Electrocatalysis research of Ni-based materials has demonstrated the effect of Fe impurites in alkaline electrolytes on the oxygen evolution reaction (OER) actvity. A significant body of research is focused on the study of amorphous NiOx(OH)y thin films as well as nanoparticulate Ni-oxides in various crystal structures, where the surface structure of the synthesized pre-catalyst change dynamically during the OER. Therefore, understanding of the dependence of the crystal structure and its capability to incorporate Fe ions as actve sites is challenging. In this study, we extended our work of faceted NiO(111) and Co- and Mn-doped NiO(111) to Fe dopants. The known activity enhancement of due to the presence of Fe3+ ions in the electrolyte was studied dependent on well-defined pre-catalysts that serve as host structures.

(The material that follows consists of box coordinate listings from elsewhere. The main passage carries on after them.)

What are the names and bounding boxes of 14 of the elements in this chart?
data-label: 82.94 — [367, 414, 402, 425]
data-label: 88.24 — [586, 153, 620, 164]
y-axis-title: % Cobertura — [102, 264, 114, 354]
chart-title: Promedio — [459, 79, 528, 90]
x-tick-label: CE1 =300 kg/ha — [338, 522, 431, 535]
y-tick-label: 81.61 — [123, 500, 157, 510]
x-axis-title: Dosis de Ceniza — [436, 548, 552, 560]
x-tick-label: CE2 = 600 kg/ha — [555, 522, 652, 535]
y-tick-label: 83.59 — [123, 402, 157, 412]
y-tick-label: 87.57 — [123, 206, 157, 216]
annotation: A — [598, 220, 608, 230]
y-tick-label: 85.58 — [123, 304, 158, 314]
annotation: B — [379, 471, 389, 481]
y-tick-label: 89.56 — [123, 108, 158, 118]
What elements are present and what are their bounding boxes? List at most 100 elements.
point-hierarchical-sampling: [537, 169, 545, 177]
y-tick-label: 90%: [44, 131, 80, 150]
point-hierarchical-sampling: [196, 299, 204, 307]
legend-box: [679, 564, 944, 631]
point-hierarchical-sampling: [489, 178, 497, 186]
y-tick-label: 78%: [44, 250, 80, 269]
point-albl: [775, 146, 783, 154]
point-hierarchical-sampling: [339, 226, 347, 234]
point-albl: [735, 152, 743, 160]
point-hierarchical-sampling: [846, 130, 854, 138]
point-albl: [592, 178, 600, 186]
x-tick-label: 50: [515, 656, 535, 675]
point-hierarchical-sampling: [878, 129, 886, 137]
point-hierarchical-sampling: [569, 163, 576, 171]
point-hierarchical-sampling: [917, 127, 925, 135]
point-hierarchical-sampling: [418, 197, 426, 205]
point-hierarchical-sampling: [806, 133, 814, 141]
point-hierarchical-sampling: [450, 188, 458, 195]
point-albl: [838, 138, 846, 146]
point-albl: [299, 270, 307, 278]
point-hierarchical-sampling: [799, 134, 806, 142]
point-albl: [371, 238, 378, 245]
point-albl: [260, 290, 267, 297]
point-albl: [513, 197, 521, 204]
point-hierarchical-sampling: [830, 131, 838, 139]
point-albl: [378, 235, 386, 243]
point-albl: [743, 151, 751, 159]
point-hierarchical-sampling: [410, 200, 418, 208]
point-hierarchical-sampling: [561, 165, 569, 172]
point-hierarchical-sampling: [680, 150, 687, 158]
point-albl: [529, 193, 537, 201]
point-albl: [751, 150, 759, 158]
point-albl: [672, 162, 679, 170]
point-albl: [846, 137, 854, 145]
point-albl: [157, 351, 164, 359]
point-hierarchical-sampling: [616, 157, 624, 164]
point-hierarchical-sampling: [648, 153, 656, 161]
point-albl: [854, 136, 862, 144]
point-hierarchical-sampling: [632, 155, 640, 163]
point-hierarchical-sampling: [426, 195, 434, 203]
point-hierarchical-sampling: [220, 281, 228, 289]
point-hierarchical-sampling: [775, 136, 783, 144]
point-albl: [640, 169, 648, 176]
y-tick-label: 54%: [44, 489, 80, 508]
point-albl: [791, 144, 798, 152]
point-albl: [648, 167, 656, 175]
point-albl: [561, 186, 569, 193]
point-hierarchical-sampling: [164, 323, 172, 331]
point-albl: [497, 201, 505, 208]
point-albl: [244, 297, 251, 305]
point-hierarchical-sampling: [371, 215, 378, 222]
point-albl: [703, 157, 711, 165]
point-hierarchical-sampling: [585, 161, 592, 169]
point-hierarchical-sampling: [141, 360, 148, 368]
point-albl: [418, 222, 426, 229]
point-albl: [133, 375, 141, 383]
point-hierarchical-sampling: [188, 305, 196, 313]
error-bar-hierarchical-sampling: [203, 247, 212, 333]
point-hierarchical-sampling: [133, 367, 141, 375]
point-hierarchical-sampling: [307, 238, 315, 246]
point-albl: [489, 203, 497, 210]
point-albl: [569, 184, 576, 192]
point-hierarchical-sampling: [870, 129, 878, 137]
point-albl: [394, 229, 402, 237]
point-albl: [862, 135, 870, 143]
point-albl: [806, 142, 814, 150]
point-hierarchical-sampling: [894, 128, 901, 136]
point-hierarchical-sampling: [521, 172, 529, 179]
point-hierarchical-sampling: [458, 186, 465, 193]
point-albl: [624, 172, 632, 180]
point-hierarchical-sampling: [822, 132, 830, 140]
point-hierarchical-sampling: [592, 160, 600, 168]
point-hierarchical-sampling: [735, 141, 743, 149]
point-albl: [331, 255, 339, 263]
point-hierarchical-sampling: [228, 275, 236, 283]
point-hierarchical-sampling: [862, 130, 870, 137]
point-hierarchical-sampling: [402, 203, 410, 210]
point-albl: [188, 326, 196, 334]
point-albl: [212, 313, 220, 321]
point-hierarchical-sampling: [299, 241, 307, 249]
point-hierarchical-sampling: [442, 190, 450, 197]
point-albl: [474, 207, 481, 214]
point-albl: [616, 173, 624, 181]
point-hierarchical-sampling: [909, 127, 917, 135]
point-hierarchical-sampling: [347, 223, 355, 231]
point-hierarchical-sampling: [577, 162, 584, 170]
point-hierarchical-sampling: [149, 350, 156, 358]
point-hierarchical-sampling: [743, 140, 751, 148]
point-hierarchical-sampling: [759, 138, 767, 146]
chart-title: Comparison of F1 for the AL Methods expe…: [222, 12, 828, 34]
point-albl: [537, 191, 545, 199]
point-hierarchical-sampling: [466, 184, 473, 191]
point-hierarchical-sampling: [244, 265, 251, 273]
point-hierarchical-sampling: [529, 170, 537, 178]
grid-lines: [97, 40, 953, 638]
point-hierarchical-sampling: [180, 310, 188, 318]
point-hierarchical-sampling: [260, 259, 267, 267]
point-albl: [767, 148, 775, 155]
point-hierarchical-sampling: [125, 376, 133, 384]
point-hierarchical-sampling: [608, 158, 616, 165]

In particular, α-Ni(OH)2 as well as NiO with (111) and (100) pre-dominant faceting were tested in pure electrolyte and after addition of Fe3+ (Figure 1), resulting in a substantial improvement of the OER activity. Depended on the host material, a reduction of the overpotential up to 180 mV where achieved. The in-situ incorporation of Fe3+ was compared to that of synthesized Fe-doped hydroxides and oxides based on a solvothermal approach. The results revealed that the compounded materials exhibit higher overpotentials than that of in situ Fe3+-doped materials. One possible explanation is attributed to conductivity limitations of the compounded Fe-doped samples. It was found that FeOxHy films are less conductive than NiOxHy. On the other hand, in situ incorporated Fe3+ ions are expected to be surface enriched without influencing the conductivity. The materials were first studied in a rotating disc electrode set-up and were transferred to half-cell measurement for application relevant temperatures and current densities, utilizing porous transport electrodes that resemble anion exchange membrane water electrolyzer anodes.